From the above analysis, we can see that OpenAI has a large lead in the consumer market with durable moats, and that in order to improve those moats, OpenAI would need to improve the UI/UX of its models by making them simpler and more enjoyable to use. By contrast, to compete in the enterprise market, OpenAI would need to either produce the smartest model (where it is at a disadvantage compared to Google) or start customizing its models for targeted use cases (where it is at a disadvantage compared to Anthropic in the most obvious market of coding agents).
Conclusion - GPT-5 as AI for the Common Man
Now let’s wrap up this argument.
We have already seen that OpenAI has a large and commanding lead in the consumer market, with a low and shrinking market share in the enterprise market. Now we have also shown that it has solid, defensible moats in the consumer market and it is at strong technical disadvantages in the enterprise market. We have also established that prioritizing consumers means improving model UI/UX, while prioritizing enterprise means improving model performance and specialization. Lastly, from the opening paragraphs, we have established that OpenAI deliberately did not make the highest performing model possible.
Instead, they prioritized reducing hallucinations and streamlining the model selection process in ChatGPT. Both of these changes significantly improve the consumer experience, as confabulations can destroy consumer trust and erode brand advantages, while the old model picker with nearly 10 different models intimidated new users and caused high cognitive load when using the app.

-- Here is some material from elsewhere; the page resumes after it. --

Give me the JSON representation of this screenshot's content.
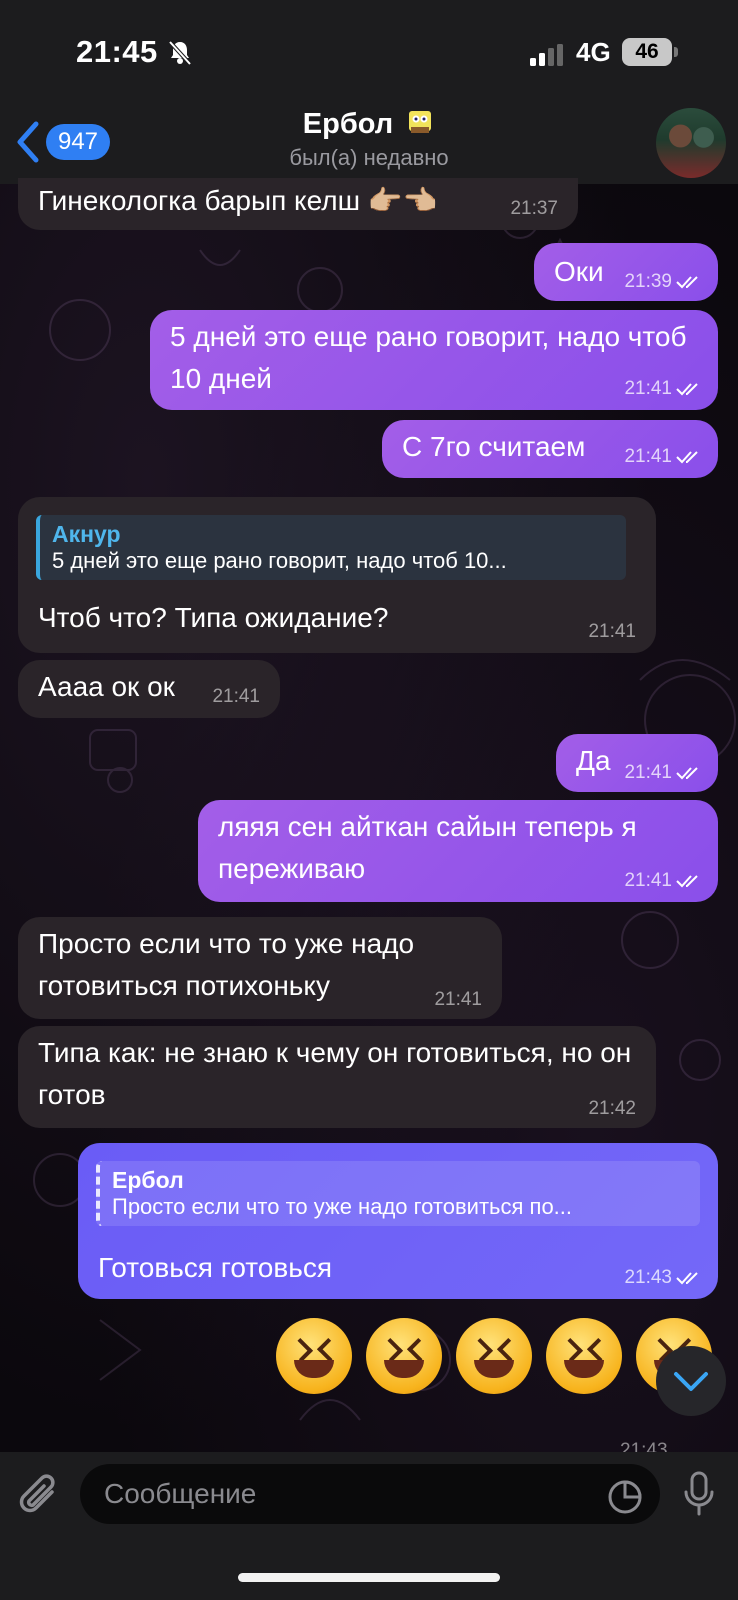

As such, the logical conclusion is that OpenAI has chosen to prioritize consumers over enterprise, and GPT-5 is the result of this.
Hence, over the coming years, don’t expect OpenAI to consistently lead in model performance as they have over the past 3 years. Instead, look for continuing improvements in the usage experience of ChatGPT. If you want to find the best models overall or the best coding models, you’ll probably need to look to Google and Anthropic, respectively.